The irony is cruel: while power-hungry politicians jostle for control over a nation, the ground they seek to rule is sinking, both metaphorically and, in some regions, quite literally.
This cocktail of crises—political stagnation, economic stratification, and environmental degradation—has all the ingredients for an upheaval.
Whether it arrives in the form of spontaneous street protests, mass disobedience, or an uncontainable economic implosion remains to be seen.
Colours of cyclical disillusionment
Perhaps the most tragic element in this political theatre is the predictability of disillusionment.
Today, some clamour for an election as the panacea to political decay; tomorrow, the same voices may find themselves back on the streets, disillusioned yet again by the failure of reformers to deliver.
The cycle repeats, much like a tragic play where the actors change but the script remains painfully familiar.
Reformists, if they seize power, will quickly realise that inheriting a broken system is a poisoned chalice.

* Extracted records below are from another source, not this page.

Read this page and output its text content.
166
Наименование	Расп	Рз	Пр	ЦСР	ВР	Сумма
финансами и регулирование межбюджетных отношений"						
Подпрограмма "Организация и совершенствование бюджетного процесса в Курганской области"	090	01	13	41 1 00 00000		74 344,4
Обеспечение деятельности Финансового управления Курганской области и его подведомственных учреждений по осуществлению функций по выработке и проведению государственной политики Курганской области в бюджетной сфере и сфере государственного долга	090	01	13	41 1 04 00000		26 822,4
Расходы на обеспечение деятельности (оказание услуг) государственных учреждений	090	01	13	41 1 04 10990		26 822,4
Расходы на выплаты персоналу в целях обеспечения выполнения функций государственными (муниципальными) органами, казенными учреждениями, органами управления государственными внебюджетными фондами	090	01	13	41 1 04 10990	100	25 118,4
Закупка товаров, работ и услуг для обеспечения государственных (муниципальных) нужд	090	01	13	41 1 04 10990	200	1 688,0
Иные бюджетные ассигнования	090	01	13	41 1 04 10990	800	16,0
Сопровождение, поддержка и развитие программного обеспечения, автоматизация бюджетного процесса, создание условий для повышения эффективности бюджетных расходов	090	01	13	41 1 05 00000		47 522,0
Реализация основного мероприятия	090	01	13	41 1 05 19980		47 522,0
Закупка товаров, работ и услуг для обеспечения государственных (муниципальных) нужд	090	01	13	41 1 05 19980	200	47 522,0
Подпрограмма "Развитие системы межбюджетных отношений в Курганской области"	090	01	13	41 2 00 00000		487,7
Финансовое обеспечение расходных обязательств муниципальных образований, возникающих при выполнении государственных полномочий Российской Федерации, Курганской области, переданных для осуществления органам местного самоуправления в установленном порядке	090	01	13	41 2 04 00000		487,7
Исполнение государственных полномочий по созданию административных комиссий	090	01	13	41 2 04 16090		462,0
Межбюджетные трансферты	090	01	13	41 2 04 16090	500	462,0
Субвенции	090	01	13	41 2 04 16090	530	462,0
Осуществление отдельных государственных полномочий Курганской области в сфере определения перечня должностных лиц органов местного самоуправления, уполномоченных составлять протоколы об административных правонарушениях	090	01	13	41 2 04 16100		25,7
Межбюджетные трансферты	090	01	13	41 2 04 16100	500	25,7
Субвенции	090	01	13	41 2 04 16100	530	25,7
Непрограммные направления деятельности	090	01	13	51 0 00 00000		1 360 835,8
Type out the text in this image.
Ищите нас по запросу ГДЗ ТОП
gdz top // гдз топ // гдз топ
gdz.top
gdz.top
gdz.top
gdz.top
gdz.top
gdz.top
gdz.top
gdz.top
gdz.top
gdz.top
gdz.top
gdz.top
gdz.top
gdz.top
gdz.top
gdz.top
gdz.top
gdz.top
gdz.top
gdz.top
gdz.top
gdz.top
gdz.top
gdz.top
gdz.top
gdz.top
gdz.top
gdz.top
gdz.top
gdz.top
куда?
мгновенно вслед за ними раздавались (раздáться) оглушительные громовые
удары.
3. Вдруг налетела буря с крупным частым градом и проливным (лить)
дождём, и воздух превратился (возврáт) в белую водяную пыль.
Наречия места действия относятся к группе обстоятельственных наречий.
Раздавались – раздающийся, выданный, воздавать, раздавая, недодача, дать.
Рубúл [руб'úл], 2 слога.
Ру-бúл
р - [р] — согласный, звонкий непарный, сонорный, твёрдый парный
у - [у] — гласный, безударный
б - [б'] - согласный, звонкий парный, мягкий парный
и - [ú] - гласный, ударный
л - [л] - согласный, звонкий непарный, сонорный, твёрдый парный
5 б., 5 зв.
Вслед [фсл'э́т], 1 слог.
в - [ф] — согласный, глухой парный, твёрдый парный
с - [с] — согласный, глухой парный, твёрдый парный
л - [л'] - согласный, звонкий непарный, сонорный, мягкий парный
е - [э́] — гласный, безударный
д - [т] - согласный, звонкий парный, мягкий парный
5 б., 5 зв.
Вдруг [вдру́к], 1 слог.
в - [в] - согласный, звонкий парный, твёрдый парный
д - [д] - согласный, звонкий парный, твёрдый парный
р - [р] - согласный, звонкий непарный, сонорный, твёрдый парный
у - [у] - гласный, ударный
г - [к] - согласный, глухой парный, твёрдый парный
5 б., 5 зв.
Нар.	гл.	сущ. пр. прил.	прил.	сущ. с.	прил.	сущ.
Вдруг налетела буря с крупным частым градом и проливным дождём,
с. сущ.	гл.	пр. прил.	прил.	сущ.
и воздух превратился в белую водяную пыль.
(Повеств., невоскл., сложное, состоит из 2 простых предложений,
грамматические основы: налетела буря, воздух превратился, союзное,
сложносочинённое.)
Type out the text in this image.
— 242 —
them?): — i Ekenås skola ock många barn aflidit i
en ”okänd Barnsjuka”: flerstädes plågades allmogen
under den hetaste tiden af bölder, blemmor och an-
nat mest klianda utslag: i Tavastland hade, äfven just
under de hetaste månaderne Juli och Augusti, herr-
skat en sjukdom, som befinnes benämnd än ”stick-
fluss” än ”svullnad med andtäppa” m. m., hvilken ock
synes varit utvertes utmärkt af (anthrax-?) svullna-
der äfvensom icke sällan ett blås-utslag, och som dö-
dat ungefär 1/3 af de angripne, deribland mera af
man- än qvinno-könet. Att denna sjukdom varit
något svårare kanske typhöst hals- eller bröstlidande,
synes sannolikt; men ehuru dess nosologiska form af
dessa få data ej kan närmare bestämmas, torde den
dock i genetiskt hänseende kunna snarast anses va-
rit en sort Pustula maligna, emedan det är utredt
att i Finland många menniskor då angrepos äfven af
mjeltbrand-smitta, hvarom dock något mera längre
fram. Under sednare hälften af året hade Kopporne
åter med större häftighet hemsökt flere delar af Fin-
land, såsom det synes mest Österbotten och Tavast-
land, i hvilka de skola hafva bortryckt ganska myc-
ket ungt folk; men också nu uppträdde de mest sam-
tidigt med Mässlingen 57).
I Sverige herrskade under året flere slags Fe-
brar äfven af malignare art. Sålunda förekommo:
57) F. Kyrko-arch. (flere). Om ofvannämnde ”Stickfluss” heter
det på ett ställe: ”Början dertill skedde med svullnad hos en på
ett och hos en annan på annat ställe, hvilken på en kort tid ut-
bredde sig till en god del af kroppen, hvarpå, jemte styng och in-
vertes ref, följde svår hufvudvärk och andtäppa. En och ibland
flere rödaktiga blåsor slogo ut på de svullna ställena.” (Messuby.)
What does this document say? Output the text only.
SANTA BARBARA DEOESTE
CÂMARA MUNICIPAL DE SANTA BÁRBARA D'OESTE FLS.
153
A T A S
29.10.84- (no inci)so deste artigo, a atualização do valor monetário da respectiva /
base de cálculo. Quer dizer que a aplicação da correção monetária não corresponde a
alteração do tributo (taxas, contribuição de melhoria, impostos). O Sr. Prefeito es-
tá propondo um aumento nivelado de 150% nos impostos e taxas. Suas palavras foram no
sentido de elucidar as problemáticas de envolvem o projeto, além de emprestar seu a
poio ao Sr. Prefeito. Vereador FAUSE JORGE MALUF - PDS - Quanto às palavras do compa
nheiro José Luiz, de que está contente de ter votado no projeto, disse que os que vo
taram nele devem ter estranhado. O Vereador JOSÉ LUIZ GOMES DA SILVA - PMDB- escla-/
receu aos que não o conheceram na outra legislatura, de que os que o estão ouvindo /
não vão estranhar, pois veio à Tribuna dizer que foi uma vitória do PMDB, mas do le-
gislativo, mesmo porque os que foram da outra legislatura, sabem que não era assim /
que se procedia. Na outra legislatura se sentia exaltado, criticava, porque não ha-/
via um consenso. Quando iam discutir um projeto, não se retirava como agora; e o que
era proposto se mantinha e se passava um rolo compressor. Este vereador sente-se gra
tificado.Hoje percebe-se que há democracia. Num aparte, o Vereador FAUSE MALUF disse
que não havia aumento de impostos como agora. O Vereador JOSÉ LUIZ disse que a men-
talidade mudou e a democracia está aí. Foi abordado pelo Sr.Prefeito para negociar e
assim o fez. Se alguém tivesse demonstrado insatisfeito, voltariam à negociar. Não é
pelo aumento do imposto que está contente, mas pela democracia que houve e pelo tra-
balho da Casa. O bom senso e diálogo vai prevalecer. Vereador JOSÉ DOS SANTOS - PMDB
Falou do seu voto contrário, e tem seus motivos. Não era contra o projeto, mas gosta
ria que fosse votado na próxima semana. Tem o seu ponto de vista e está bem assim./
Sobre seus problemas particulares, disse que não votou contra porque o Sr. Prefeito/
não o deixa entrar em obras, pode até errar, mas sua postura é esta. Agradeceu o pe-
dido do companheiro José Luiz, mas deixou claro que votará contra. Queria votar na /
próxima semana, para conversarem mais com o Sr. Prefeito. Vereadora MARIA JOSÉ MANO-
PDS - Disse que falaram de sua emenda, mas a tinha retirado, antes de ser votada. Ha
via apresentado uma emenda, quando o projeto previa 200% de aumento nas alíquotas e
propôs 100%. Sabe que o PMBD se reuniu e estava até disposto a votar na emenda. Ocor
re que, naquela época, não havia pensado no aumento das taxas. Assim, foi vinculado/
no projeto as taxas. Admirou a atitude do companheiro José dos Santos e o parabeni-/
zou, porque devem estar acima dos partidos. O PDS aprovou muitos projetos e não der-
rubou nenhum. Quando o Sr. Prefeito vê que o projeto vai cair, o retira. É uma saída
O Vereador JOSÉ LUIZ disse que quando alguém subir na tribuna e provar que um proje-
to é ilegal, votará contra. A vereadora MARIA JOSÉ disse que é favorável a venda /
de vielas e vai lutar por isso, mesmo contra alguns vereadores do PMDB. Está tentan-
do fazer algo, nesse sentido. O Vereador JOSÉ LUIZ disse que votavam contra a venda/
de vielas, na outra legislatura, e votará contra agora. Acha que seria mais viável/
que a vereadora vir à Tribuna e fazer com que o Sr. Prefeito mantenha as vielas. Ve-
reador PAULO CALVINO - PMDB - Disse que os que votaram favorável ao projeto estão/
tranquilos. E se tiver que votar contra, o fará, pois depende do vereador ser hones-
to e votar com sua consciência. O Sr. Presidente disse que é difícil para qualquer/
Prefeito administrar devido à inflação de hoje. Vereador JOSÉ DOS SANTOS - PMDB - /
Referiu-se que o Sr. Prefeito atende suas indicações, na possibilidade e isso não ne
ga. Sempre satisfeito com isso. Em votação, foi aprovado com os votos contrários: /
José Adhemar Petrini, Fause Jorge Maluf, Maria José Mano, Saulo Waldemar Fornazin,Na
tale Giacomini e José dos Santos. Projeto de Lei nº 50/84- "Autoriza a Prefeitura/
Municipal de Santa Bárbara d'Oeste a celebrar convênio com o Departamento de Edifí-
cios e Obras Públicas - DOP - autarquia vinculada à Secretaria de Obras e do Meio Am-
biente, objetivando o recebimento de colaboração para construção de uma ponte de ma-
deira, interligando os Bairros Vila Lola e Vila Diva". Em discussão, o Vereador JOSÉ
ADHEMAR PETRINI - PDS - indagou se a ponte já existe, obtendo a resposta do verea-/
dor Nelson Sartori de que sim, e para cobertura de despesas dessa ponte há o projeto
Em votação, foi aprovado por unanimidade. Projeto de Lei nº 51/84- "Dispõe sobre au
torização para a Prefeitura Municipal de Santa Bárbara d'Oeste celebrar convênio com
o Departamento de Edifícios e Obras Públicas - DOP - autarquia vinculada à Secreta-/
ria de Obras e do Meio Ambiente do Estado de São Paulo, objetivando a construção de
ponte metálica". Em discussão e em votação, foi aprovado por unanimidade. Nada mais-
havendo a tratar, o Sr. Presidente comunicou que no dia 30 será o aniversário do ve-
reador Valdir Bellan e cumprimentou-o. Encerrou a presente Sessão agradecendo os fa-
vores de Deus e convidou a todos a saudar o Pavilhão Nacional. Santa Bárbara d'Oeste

The resources needed to sustain the ambitions of loyalists are finite, and public patience is fleeting.
If they fail to stabilise, they, too, will be reviled, as have those before them.
The people’s scepticism of politics is not irrational—it is learned, shaped by decades of betrayals and dashed hopes.
The inevitable reckoning
The question is not whether a reckoning will come, but when and in what form.
Gramsci’s crisis is not just a theoretical construct—it is a lived experience for nations in the throes of transition.
Bangladesh’s fate will not be determined by a singular event but by the accumulation of unaddressed grievances, by the slow but inevitable erosion of a political order that no longer commands faith.
For now, the old order may stagger on, bruised but unbroken.
The election may serve as a temporary balm, an illusory moment of normalcy.
But beneath the surface, the fault lines widen, the discontent simmers, and the storm gathers.
The past clings desperately to life, but the future waits impatiently to be born.
And in between, Bangladesh remains—adrift in the twilight of transition.